Then-Democratic presidential candidate Joe Biden grabs the hand of Fred Guttenberg, who lost a daughter in the Parkland shooting, following the Democratic primary debate on June 27, 2019, in Miami.
AP Photo/Wilfredo Lee
- Guttenberg said Joe Biden taught him that “no two people grieve in the same way” after the shooting.
- That advice has had the most meaning for Guttenberg, now an activist pushing for tougher gun laws.
- Guttenberg said he has a rapport with Biden and is in touch with members of his administration.
After the 2018 mass school shooting in Parkland, Florida, the father of a teen slain in the attack got advice from Joe Biden. It was the most important message Fred Guttenberg said he received on moving forward from grief.
The former vice president at the time presented Guttenberg with data on the impact of tragic events on relationships, not to evoke fear, but to help him be prepared, recalled Guttenberg, whose daughter Jaime was among the 17 people killed at Marjory Stoneman Douglas High School.
‘”The truth is, no two people grieve in the same way,'” Biden told Guttenberg, urging him to allow his family members to grieve in their own unique way but to also support each other.
“I’ve been very public and out there,” said Guttenberg, author of Find The Helpers. “My wife and son have been very private. If not for Joe Biden, I would have thought something was wrong with us. But I don’t, and we’ve worked really hard to give each other the space but to also be together.”

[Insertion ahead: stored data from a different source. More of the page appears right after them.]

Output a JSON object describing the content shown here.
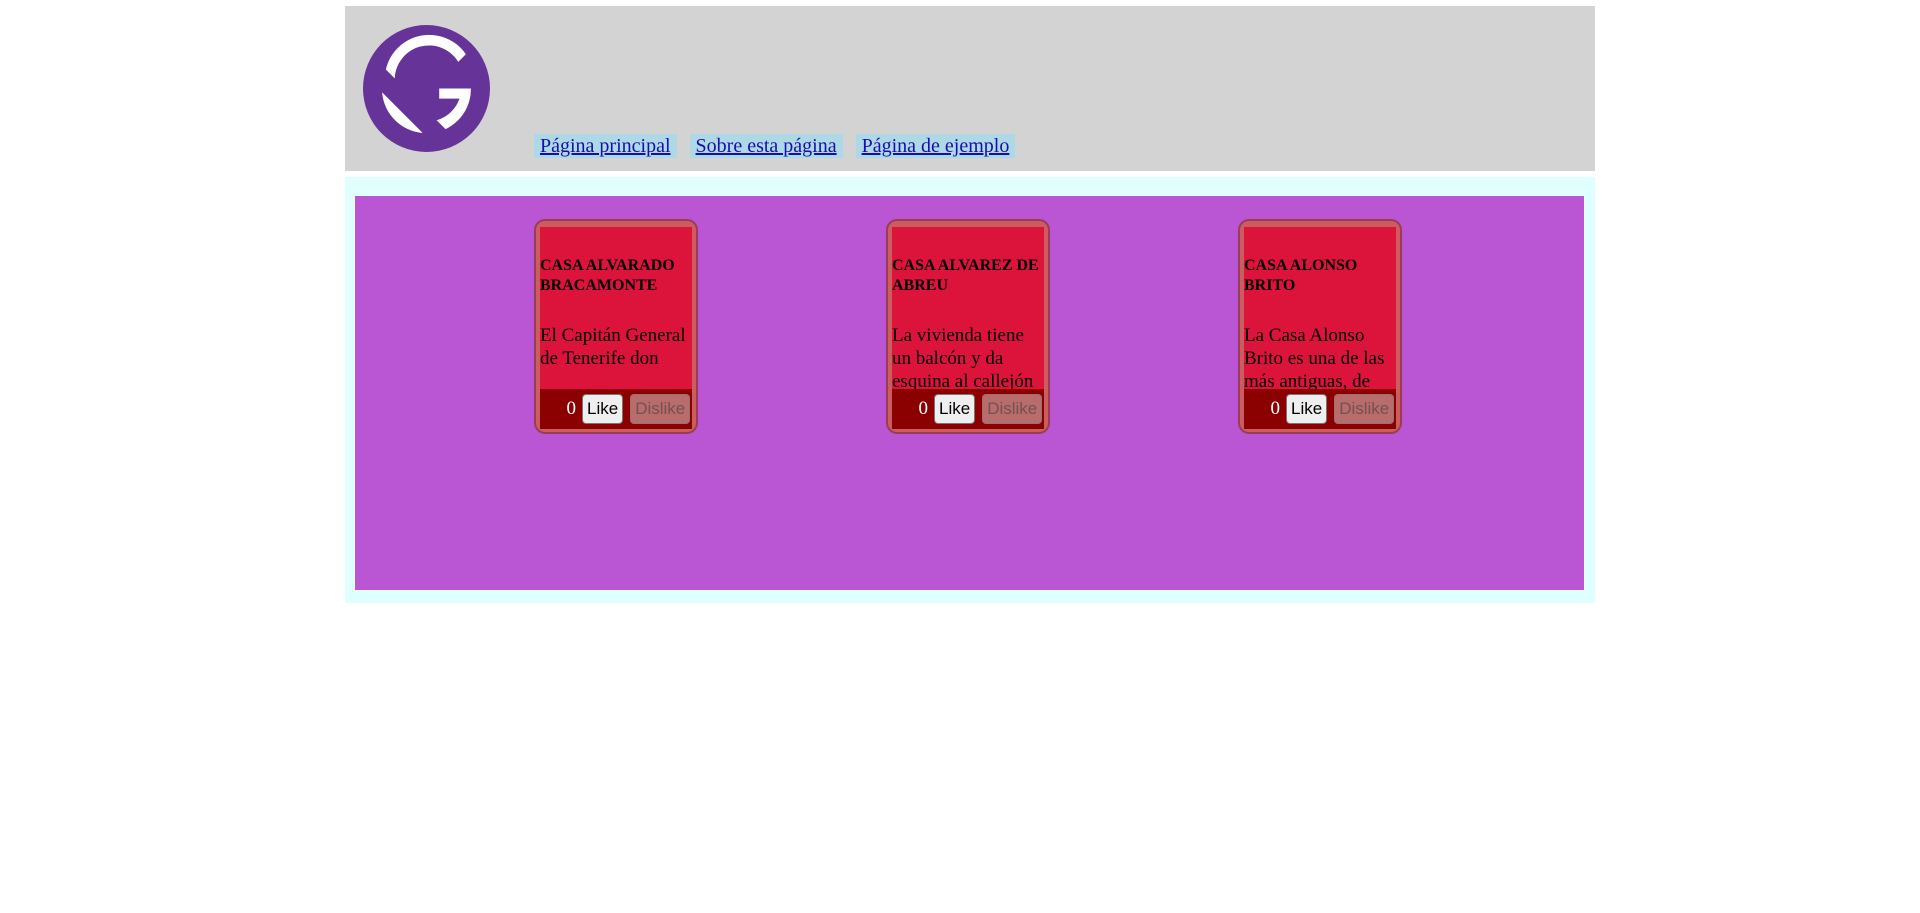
{
  "header": {
    "logo": "gatsby-logo",
    "nav": [
      {
        "label": "Página principal"
      },
      {
        "label": "Sobre esta página"
      },
      {
        "label": "Página de ejemplo"
      }
    ]
  },
  "cards": [
    {
      "title": "CASA ALVARADO BRACAMONTE",
      "text": "El Capitán General de Tenerife don",
      "likes": "0",
      "like_label": "Like",
      "dislike_label": "Dislike"
    },
    {
      "title": "CASA ALVAREZ DE ABREU",
      "text": "La vivienda tiene un balcón y da esquina al callejón",
      "likes": "0",
      "like_label": "Like",
      "dislike_label": "Dislike"
    },
    {
      "title": "CASA ALONSO BRITO",
      "text": "La Casa Alonso Brito es una de las más antiguas, de",
      "likes": "0",
      "like_label": "Like",
      "dislike_label": "Dislike"
    }
  ],
  "colors": {
    "header_bg": "#d3d3d3",
    "nav_bg": "#add8e6",
    "main_outer_bg": "#e0ffff",
    "main_inner_bg": "#ba55d3",
    "card_bg": "#cd5c5c",
    "card_body_bg": "#dc143c",
    "card_footer_bg": "#8b0000",
    "logo_purple": "#663399"
  }
}
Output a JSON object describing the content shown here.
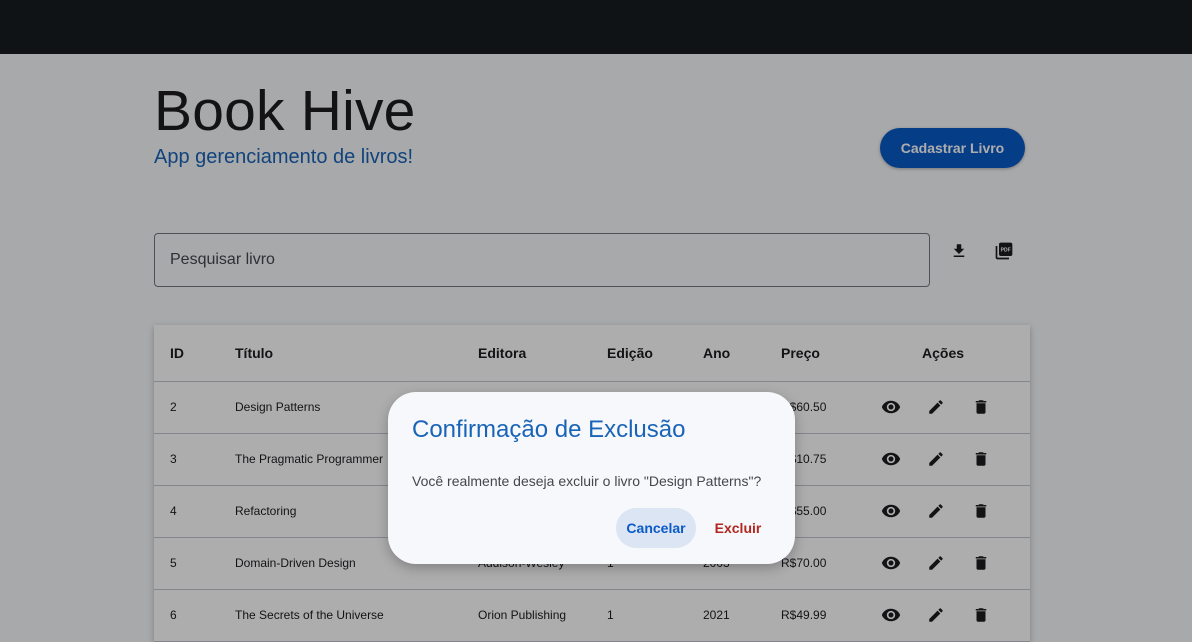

Biden has forged strong connections with families of gun violence victims — and many others — by counseling them through their grief, something he understands well after losing his own daughter and wife in a 1972 car crash and his son in 2015 to cancer.
Today, Guttenberg said he has a rapport with and a “deep affection” for the president. “He gave me advice about going forward that, to this day, has had more meaning than any other person’s advice,” he said.
Guttenberg also has the phone numbers and email addresses of members of Biden’s administration, and he has been in touch with them about the administration’s response to mass shootings last month in Buffalo, New York, and Uvalde, Texas. He thinks his voice is being heard.
Guttenberg drew national attention in 2020 for disrupting and being escorted from Donald Trump’s State of the Union address when the former president defended the 2nd Amendment. He said then he regretted his actions.
When Biden took office as president in 2021, Guttenberg expected him to do “everything in his authority” to address gun violence. He said Biden has done that through executive actions.
He wants the administration to keep the focus on getting Biden’s second nominee to lead the Bureau of Alcohol Tobacco Firearms and Explosives, former US attorney Steve Dettelbach, confirmed. He’d also like to see Biden appoint a director of gun violence prevention, even if the value is symbolic.
“But I know he’s trying everything that he can, and I believe we may have seen a turning point on this issue and that they are going to fight like Hell to make this matter in the November election,” he said.
Congress is trying again to take action this week on a host of gun safety issues. Guttenberg said he will be in Washington to push for action on “Jaime’s Law,” a bill named for his daughter that would extend background check requirements to include ammunition.
But he thinks there needs to be one more election, with a high voter turnout, for Congress to have the votes to pass major gun safety legislation.
He plans to join other gun-control supporters for a march on June 11, organized by March For Our Lives, the youth-led organization that launched after the Parkland shooting.
Guttenberg said he wants people to make their plans to vote now and hopes they will question why a small group of lawmakers is “holding up America” on addressing gun violence.
“My hope is people really do see that and get so angered that they become part of solving it by turning out to vote,” he said.